Our attitudes to risk, therefore, might not be coherent or helpful. Even if they were, though, we’d have another problem – that the future is unknowable. We can’t be sure even of the future probability of returns, because we’ve no assurance that the future will resemble the past. And if we’ve no reliable knowledge of likely pay-offs then precise preferences might be positively dangerous. As the late George Shackle wrote in his neglected classic Epistemics and Economics, “for the traveller in the dark, a bridge with a missing span is worse than merely useless.” Banks who held lots of credit derivatives in 2008 had well-defined risk preferences – ideas of how much return they wanted and of how much risk they could bear. But these proved to be positively dangerous when their beliefs about the riskiness of those assets proved to be wrong.

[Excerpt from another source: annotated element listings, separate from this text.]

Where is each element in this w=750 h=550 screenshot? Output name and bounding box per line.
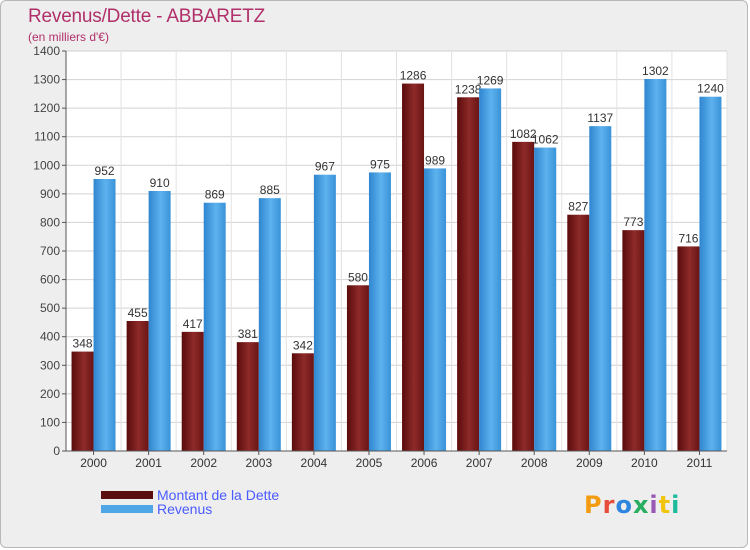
x-tick-label: 2007 [466,456,493,470]
data-label-revenus: 967 [315,160,335,174]
chart-title: Revenus/Dette - ABBARETZ [28,6,266,27]
bar-revenus [589,126,612,452]
data-label-revenus: 910 [150,176,170,190]
data-label-dette: 1286 [400,69,427,83]
x-tick-label: 2004 [301,456,328,470]
y-tick-label: 400 [40,330,60,344]
data-label-revenus: 989 [425,153,445,167]
bar-dette [181,331,204,451]
bar-dette [512,141,535,451]
y-tick-label: 300 [40,358,60,372]
y-tick-label: 800 [40,215,60,229]
y-tick-label: 700 [40,244,60,258]
bar-dette [126,321,149,451]
data-label-dette: 716 [678,231,698,245]
data-label-revenus: 869 [205,188,225,202]
bar-dette [457,97,480,452]
legend-swatch-dette [101,491,153,499]
data-label-dette: 827 [568,200,588,214]
x-tick-label: 2001 [135,456,162,470]
legend-item-dette: Montant de la Dette [101,487,279,503]
x-tick-label: 2010 [631,456,658,470]
x-tick-label: 2005 [356,456,383,470]
y-tick-label: 1300 [33,73,60,87]
bar-dette [622,230,645,451]
x-tick-label: 2008 [521,456,548,470]
data-label-dette: 1238 [455,82,482,96]
bar-revenus [424,168,447,451]
data-label-dette: 455 [128,306,148,320]
bar-dette [677,246,700,451]
data-label-revenus: 975 [370,157,390,171]
bar-revenus [699,96,722,451]
y-tick-label: 0 [53,444,60,458]
y-tick-label: 200 [40,387,60,401]
data-label-dette: 1082 [510,127,537,141]
y-tick-label: 600 [40,273,60,287]
bar-revenus [368,172,391,451]
bar-revenus [258,198,281,451]
y-tick-label: 1100 [34,130,60,144]
legend-item-revenus: Revenus [101,501,212,517]
x-tick-label: 2000 [80,456,107,470]
legend-label-revenus: Revenus [157,501,213,517]
bar-revenus [313,174,336,451]
bar-dette [402,83,425,452]
data-label-dette: 342 [293,338,313,352]
bar-revenus [93,179,116,451]
y-tick-label: 1000 [33,158,60,172]
y-tick-label: 500 [40,301,60,315]
bar-dette [291,353,314,451]
bar-dette [346,285,369,451]
data-label-dette: 417 [183,317,203,331]
bar-revenus [534,147,557,452]
data-label-dette: 580 [348,270,368,284]
bar-dette [71,351,94,451]
data-label-revenus: 1137 [587,111,613,125]
data-label-revenus: 885 [260,183,280,197]
y-tick-label: 1400 [33,44,60,58]
chart-subtitle: (en milliers d'€) [28,30,109,44]
y-tick-label: 1200 [33,101,60,115]
x-tick-label: 2003 [245,456,272,470]
data-label-dette: 773 [623,215,643,229]
legend-label-dette: Montant de la Dette [157,487,280,503]
bar-revenus [203,202,226,451]
bar-revenus [644,79,667,451]
y-tick-label: 100 [40,415,60,429]
x-tick-label: 2009 [576,456,603,470]
bar-revenus [479,88,502,451]
data-label-dette: 381 [238,327,258,341]
data-label-revenus: 1269 [477,73,504,87]
data-label-revenus: 952 [95,164,115,178]
data-label-dette: 348 [73,337,93,351]
y-tick-label: 900 [40,187,60,201]
data-label-revenus: 1240 [697,82,724,96]
proxiti-logo: Proxiti [584,491,681,519]
x-tick-label: 2011 [687,456,713,470]
bar-dette [236,342,259,451]
x-tick-label: 2006 [411,456,438,470]
bar-dette [567,214,590,451]
x-tick-label: 2002 [190,456,217,470]
bar-revenus [148,191,171,451]
legend-swatch-revenus [101,505,153,513]
data-label-revenus: 1062 [532,133,559,147]
data-label-revenus: 1302 [642,64,669,78]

My conclusion here is pessimistic. Both the arid spurious precision of conventional economics and the instinctive everyday conception of risk are mistaken. As Maynard Keynes is reputed to have said, “everyone understands precisely what is meant by the notion of probability—except those who have spent their lives studying the matter.”

There is, however, a middle way here, which we can call constrained intuition. All we should aspire to is a portfolio we are comfortable with – one that minimises worry. if you’re worried about losing a lot you’re holding too many equities, and if you’re worried about not making enough you are holding too few. But we should check our intuition of what’s comfortable against possible mistakes. Am I making too precise an assumption about future returns and likely losses? Is my willingness to bear risk unduly coloured by the fact that shares have risen recently, or by what others are doing? Might I be mispredicting how I would feel about losing money or by missing out on likely returns? Perhaps we can do no better than this.

*At least some kinds of loss. In 2008-09 people could comfort themselves with the thought that everybody else was in the same boat, and that the losses were not their fault. For other types of loss – such as those arising from our idiosyncratic choices – such comforts are not available.